Therapeutic exercises
• Continue flexibility exercises as appropriate for a patient.
• Advanced closed kinetic chain strengthening (one leg squat, leg press 0-60 degrees).
• Elliptical stepper, stair stepper.
Phase4:- 12-20week
Goals– • Return to unrestricted activities.
Continue to control swelling.
Regain full movement of the knee.
Continue to improve quads and hamstrings strength.
Start jogging and progress in speed straight line only.
Therapeutic Exercises
Continue and progress flexibility and strengthing programs
Hopping single leg.
Double-leg jumps.
Jogging – start slowly and ensure there is no limp before going quicker.
Increase running speed slowly and progressively over a period of weeks BUT ONLY IN STRAIGHT LINES WITH NO TURNING.
If any of the exercises above are painful during or after performing them then stop immediately.
Phase5:-after 20 week
Goal– Introduce ball work (if required).
Continue to improve balance around the knee.

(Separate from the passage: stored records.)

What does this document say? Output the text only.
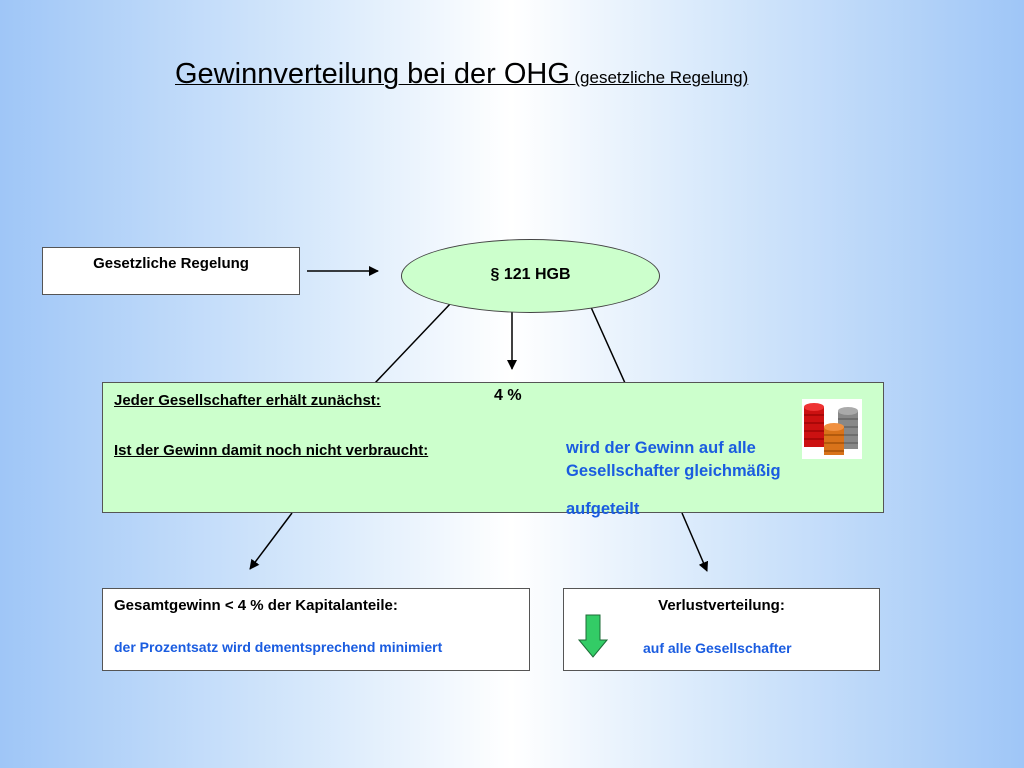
Gewinnverteilung bei der OHG (gesetzliche Regelung)
Gesetzliche Regelung
§ 121 HGB
Jeder Gesellschafter erhält zunächst:
Ist der Gewinn damit noch nicht verbraucht:
4 %
wird der Gewinn auf alle
Gesellschafter gleichmäßig
aufgeteilt
Gesamtgewinn < 4 % der Kapitalanteile:
der Prozentsatz wird dementsprechend minimiert
Verlustverteilung:
auf alle Gesellschafter
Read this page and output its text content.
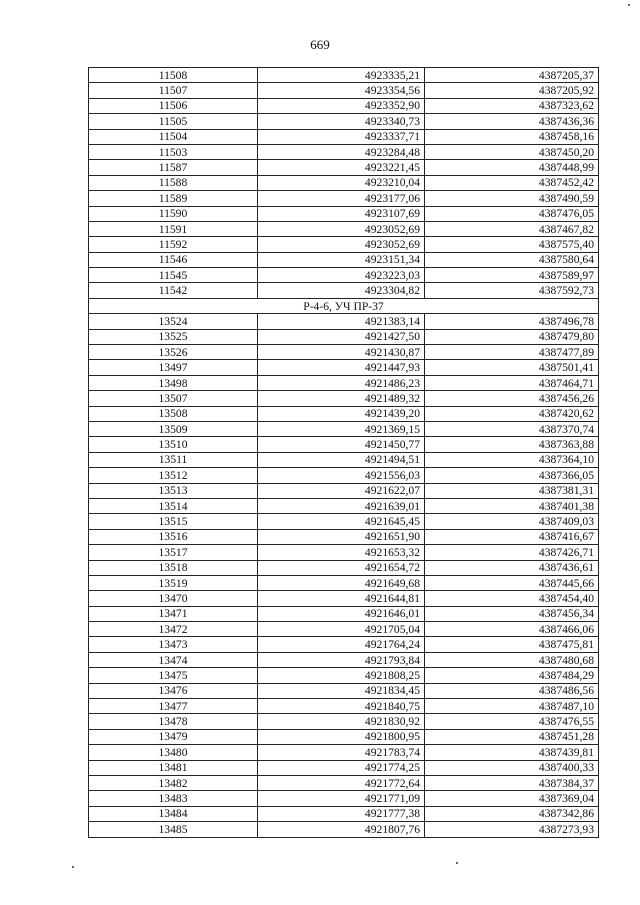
669
11508	4923335,21	4387205,37
11507	4923354,56	4387205,92
11506	4923352,90	4387323,62
11505	4923340,73	4387436,36
11504	4923337,71	4387458,16
11503	4923284,48	4387450,20
11587	4923221,45	4387448,99
11588	4923210,04	4387452,42
11589	4923177,06	4387490,59
11590	4923107,69	4387476,05
11591	4923052,69	4387467,82
11592	4923052,69	4387575,40
11546	4923151,34	4387580,64
11545	4923223,03	4387589,97
11542	4923304,82	4387592,73
Р-4-6, УЧ ПР-37		
13524	4921383,14	4387496,78
13525	4921427,50	4387479,80
13526	4921430,87	4387477,89
13497	4921447,93	4387501,41
13498	4921486,23	4387464,71
13507	4921489,32	4387456,26
13508	4921439,20	4387420,62
13509	4921369,15	4387370,74
13510	4921450,77	4387363,88
13511	4921494,51	4387364,10
13512	4921556,03	4387366,05
13513	4921622,07	4387381,31
13514	4921639,01	4387401,38
13515	4921645,45	4387409,03
13516	4921651,90	4387416,67
13517	4921653,32	4387426,71
13518	4921654,72	4387436,61
13519	4921649,68	4387445,66
13470	4921644,81	4387454,40
13471	4921646,01	4387456,34
13472	4921705,04	4387466,06
13473	4921764,24	4387475,81
13474	4921793,84	4387480,68
13475	4921808,25	4387484,29
13476	4921834,45	4387486,56
13477	4921840,75	4387487,10
13478	4921830,92	4387476,55
13479	4921800,95	4387451,28
13480	4921783,74	4387439,81
13481	4921774,25	4387400,33
13482	4921772,64	4387384,37
13483	4921771,09	4387369,04
13484	4921777,38	4387342,86
13485	4921807,76	4387273,93
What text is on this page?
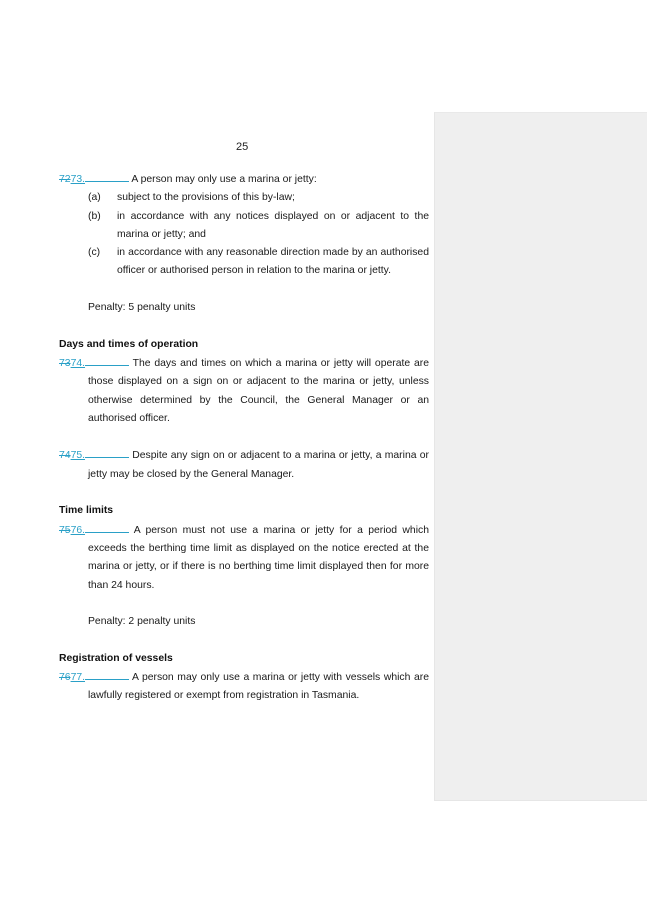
25
7273.	A person may only use a marina or jetty:
(a) subject to the provisions of this by-law;
(b) in accordance with any notices displayed on or adjacent to the marina or jetty; and
(c) in accordance with any reasonable direction made by an authorised officer or authorised person in relation to the marina or jetty.

Penalty: 5 penalty units

Days and times of operation

7374.	The days and times on which a marina or jetty will operate are those displayed on a sign on or adjacent to the marina or jetty, unless otherwise determined by the Council, the General Manager or an authorised officer.
7475.	Despite any sign on or adjacent to a marina or jetty, a marina or jetty may be closed by the General Manager.

Time limits

7576.	A person must not use a marina or jetty for a period which exceeds the berthing time limit as displayed on the notice erected at the marina or jetty, or if there is no berthing time limit displayed then for more than 24 hours.

Penalty: 2 penalty units

Registration of vessels

7677.	A person may only use a marina or jetty with vessels which are lawfully registered or exempt from registration in Tasmania.
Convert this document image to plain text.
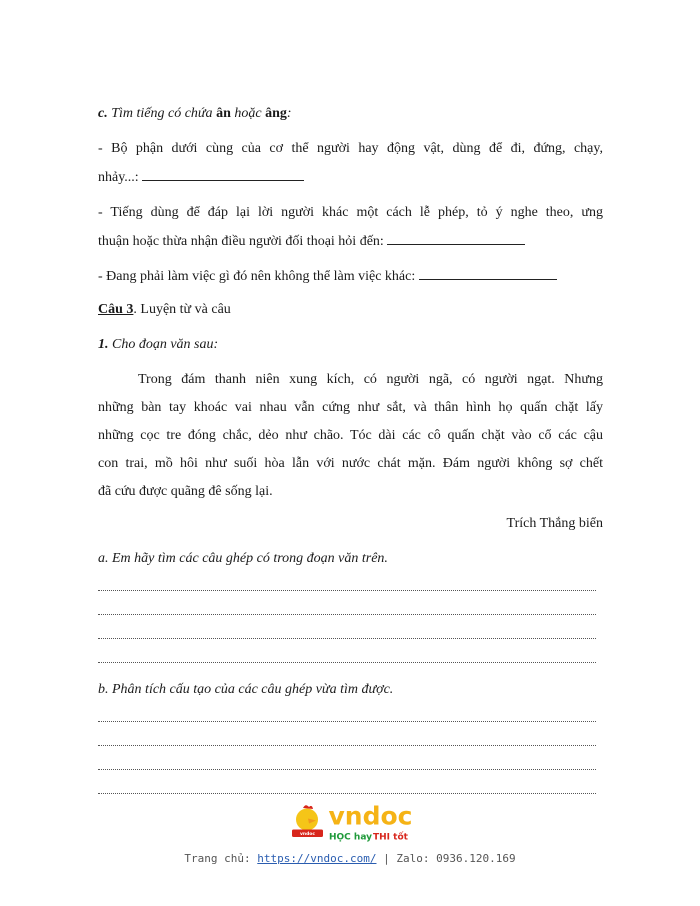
c. Tìm tiếng có chứa ân hoặc âng:

- Bộ phận dưới cùng của cơ thể người hay động vật, dùng để đi, đứng, chạy,

nhảy...:

- Tiếng dùng để đáp lại lời người khác một cách lễ phép, tỏ ý nghe theo, ưng

thuận hoặc thừa nhận điều người đối thoại hỏi đến:

- Đang phải làm việc gì đó nên không thể làm việc khác:

Câu 3. Luyện từ và câu

1. Cho đoạn văn sau:

Trong đám thanh niên xung kích, có người ngã, có người ngạt. Nhưng

những bàn tay khoác vai nhau vẫn cứng như sắt, và thân hình họ quấn chặt lấy

những cọc tre đóng chắc, dẻo như chão. Tóc dài các cô quấn chặt vào cổ các cậu

con trai, mồ hôi như suối hòa lẫn với nước chát mặn. Đám người không sợ chết

đã cứu được quãng đê sống lại.

Trích Thắng biển

a. Em hãy tìm các câu ghép có trong đoạn văn trên.

b. Phân tích cấu tạo của các câu ghép vừa tìm được.

vndoc
vndoc
HỌC hay THI tốt
Trang chủ: https://vndoc.com/ | Zalo: 0936.120.169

Achieve at least 90% strength in the quads and hamstrings in comparison to the other uninjured leg.
Improving confidence.
Therapeutic Exercises:
Exercises that are typically introduced at this stage, in addition to the previous stage’s exercises are;
Box Jumps
Start to gradually introduce twisting and turning movements.
Start to introduce striking a ball (if required).
Start to perform functional sports-specific drills.